No contexto do Programa de Assistência Económica e Financeira a Portugal, acordado em maio de 2011 entre as autoridades portuguesas, a União Europeia e o Fundo Monetário Internacional, o sistema bancário português viu-se forçado a um intenso processo de ajustamento.

Uma das principais consequências deste ajustamento, marcado essencialmente por um processo de desalavancagem acompanhado de um reforço da solvabilidade dos bancos, foi, precisamente, o recrudescimento de operações de transferência de carteiras de crédito por parte das instituições bancárias, na sua grande maioria compostas por non--performing loans (NPL) – termo que tem por referência o conceito de crédito em risco, determinado inicialmente pelo Banco de Portugal ao abrigo da instrução n.º 22/2011, tendo sido posteriormente alterado pela instrução n.º 24/2012.

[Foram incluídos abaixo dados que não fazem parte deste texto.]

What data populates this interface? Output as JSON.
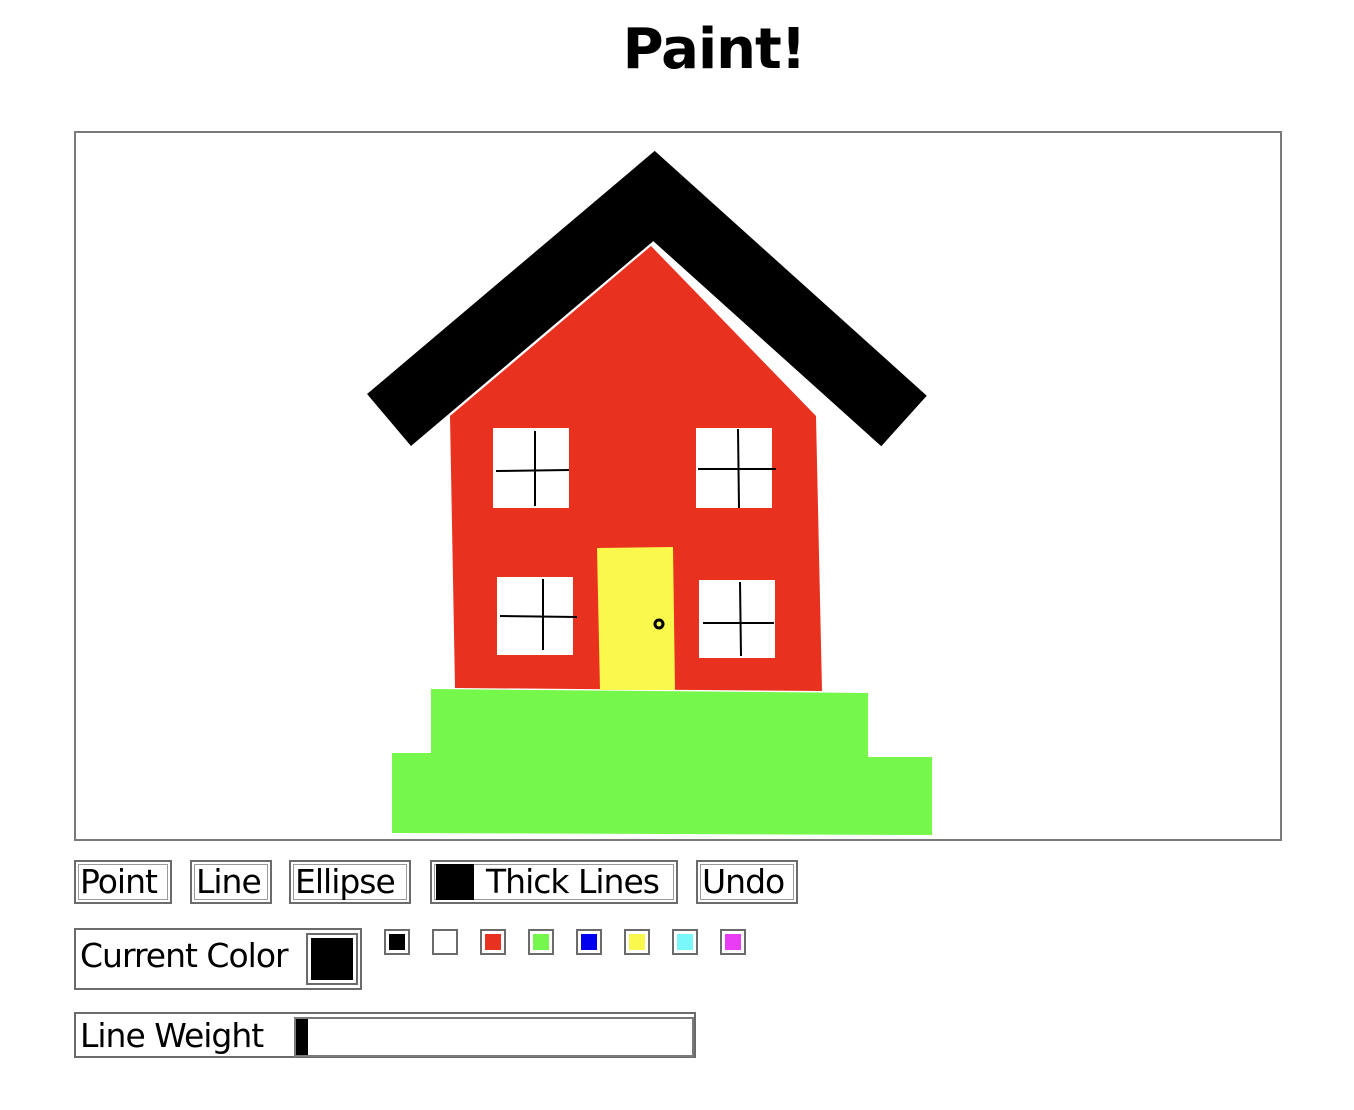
{
  "app": {
    "title": "Paint!"
  },
  "toolbar": {
    "point_label": "Point",
    "line_label": "Line",
    "ellipse_label": "Ellipse",
    "thick_lines_label": "Thick Lines",
    "undo_label": "Undo"
  },
  "color": {
    "label": "Current Color",
    "current": "#000000",
    "palette": [
      "#000000",
      "#ffffff",
      "#e8321f",
      "#76f74c",
      "#0000ee",
      "#fbf84d",
      "#78f8f8",
      "#e83cf5"
    ]
  },
  "line_weight": {
    "label": "Line Weight",
    "value": 0.03
  },
  "drawing": {
    "roof_color": "#000000",
    "wall_color": "#e8321f",
    "window_color": "#ffffff",
    "door_color": "#fbf84d",
    "grass_color": "#76f74c"
  }
}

De facto, perante este cenário, e apesar da sua reduzida dimensão comparativamente a outros mercados europeus, o mercado português de NPL tem sido identificado como um alvo de interesse para os investidores estrangeiros – a este respeito, estudos de diferentes consultoras, como a KPMG ou a PricewaterhouseCoopers, referem-se a Portugal como um país promissor neste âmbito (cfr., entre outros, estudos apresentados na terceira edição da NPL Meeting, um evento organizado em Itália pela Banca IFIS, Credit Village e PricewaterhouseCoopers, disponíveis em http://www.nplmeeting.it/, ou estudos publicados pelo European Portfolio Advisory Group da PricewaterhouseCoopers, publicados em http:// www.pwc.co.uk/transaction-services/portfolio--advisory-group.jhtml).

Feito este breve enquadramento, e não sem antes sublinhar que, com o presente artigo, não se pretende analisar exaustivamente este tipo de opera-ções, mas tão-só levantar e tratar de forma breve um conjunto de temas que, cremos, se revestem de interesse prático, cumpre entrar na análise das questões que nos propomos a tratar.

Forma e efeitos do negócio jurídico: cessão de créditos vs Cessão da posição contratual

A primeira das questões que pretendemos abordar respeita às diferentes qualificações do negócio jurídico que serve de base à transmissão de carteiras de crédito, questão que, embora à partida aparente revestir-se de um caráter fundamentalmente teórico, revelar-se-á decisiva para a determinação das consequências práticas da operação.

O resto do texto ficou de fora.